"Sammy was low," Freddie Mercury croons in the very first line of Queen's "Spread Your Wings."

Sammy, it turns out, works in a place called the Emerald Bar, cleaning floors and dreaming of a better life while his tightfisted boss tells him: "You've got no real ambition, you won't get very far." Still, Sammy yearns to be elsewhere. At the end of the song, he talks himself into liberation: "Pull yourself together, because you know you should do better – that's because you're a free man."

Released on Feb. 10, 1978, "Spread Your Wings" was one of bassist John Deacon's first notable attempts at narrative songwriting. By then, he'd contributed a handful of songs to Queen's albums, including the Top 10 hit "You're My Best Friend," but he tended to keep to the background while Mercury and guitarist Brian May handled most of the limelight.

Deacon's naturally quiet personality, though, had been part of what made him a sensible choice for Queen. "They'd tried several other bass players before me, but their personalities seemed to clash," he said in one 1996 interview. "I was all right because I wasn't going to upstage Brian or Freddie."

He was also a gifted songwriter, drawing inspiration from his own life for "Spread Your Wings." "The song has to do with a number of personal experiences from recent years," Deacon said in Queen: All the Songs, The Story Behind Every Track. "I'd rather not say in detail, because I don't like to explain songs. People should figure it out for themselves, I think."

Watch Queen's 'Spread Your Wings' Video

Deacon admitted that handling the global stardom that Queen experienced was not always as easy as it might have appeared on the surface. "You deal with a lot of things that are not always pleasant," he explained. "Of course, money is wonderful, but I don't need to be very rich.

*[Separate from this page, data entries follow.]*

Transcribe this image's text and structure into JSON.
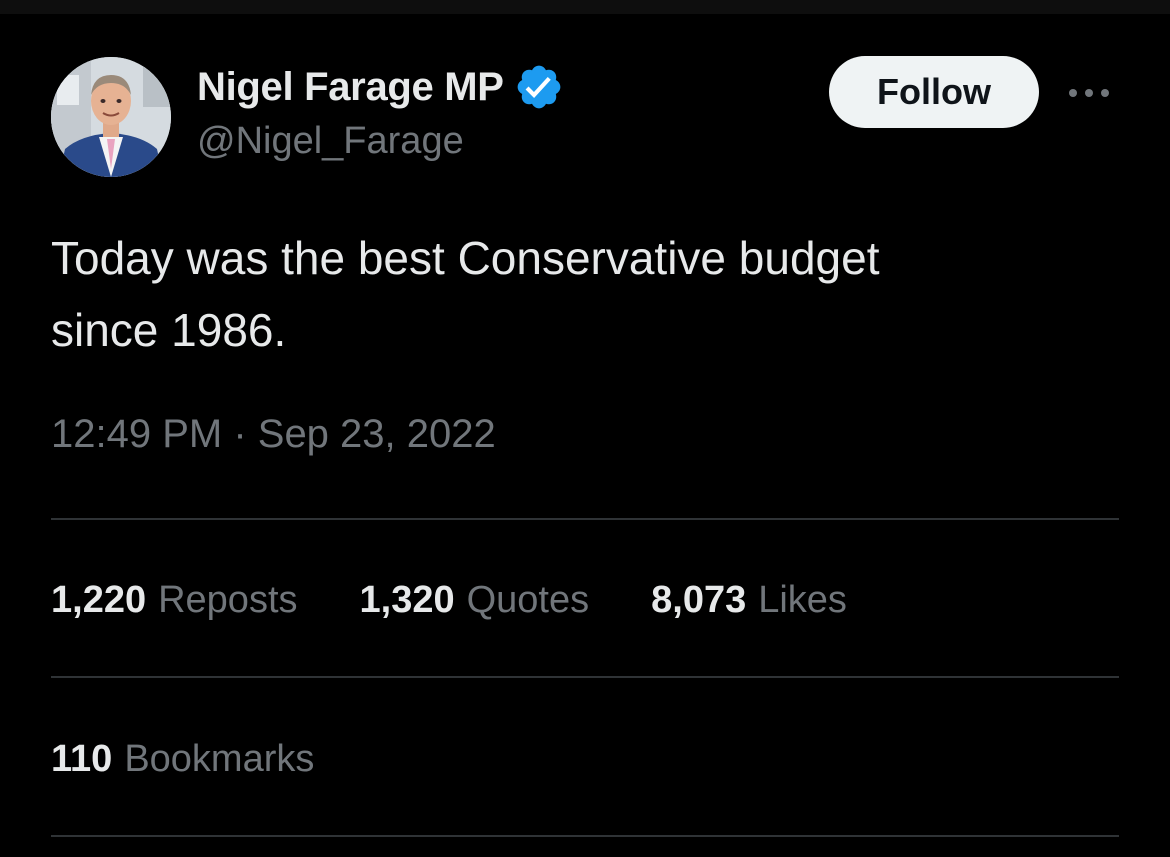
{
  "author": {
    "display_name": "Nigel Farage MP",
    "handle": "@Nigel_Farage",
    "verified_icon": "verified-badge-icon",
    "verified_color": "#1d9bf0"
  },
  "follow": {
    "label": "Follow"
  },
  "more_icon": "more-horizontal-icon",
  "tweet": {
    "text": "Today was the best Conservative budget\nsince 1986.",
    "timestamp": "12:49 PM · Sep 23, 2022"
  },
  "stats": [
    {
      "count": "1,220",
      "label": "Reposts"
    },
    {
      "count": "1,320",
      "label": "Quotes"
    },
    {
      "count": "8,073",
      "label": "Likes"
    }
  ],
  "bookmarks": {
    "count": "110",
    "label": "Bookmarks"
  },
  "colors": {
    "background": "#000000",
    "primary_text": "#e7e9ea",
    "secondary_text": "#71767b",
    "divider": "#2f3336",
    "follow_button_bg": "#eff3f4"
  }
}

I just don't want to fall back into a state of poverty, which a number of fairly famous musicians have ended up in. I want to try to keep something for the future."

The music video for the single, which featured Queen bundled up in the snow of Roger Taylor's garden, was filmed the same day as the video for "We Will Rock You" Same outfits and all.

"Spread Your Wings" was selected as the second single from 1977's News of the World, according to Queen: All the Songs, because the band regretted issuing "Tie Your Mother Down" as a single from 1976's A Day at the Races over another Deacon-penned tune, "You and I."

"Spread Your Wings" reached No. 34 on the U.K. singles chart, a testament to Deacon's role in the band. “If I'd just been a bass player all my life with the band, I wouldn't be as satisfied as I am – because I only consider that as part of what I do," he told BBC Radio in 1989. "The songwriting and being involved in the decision-making processes means I've been able to have a part in the band's destiny."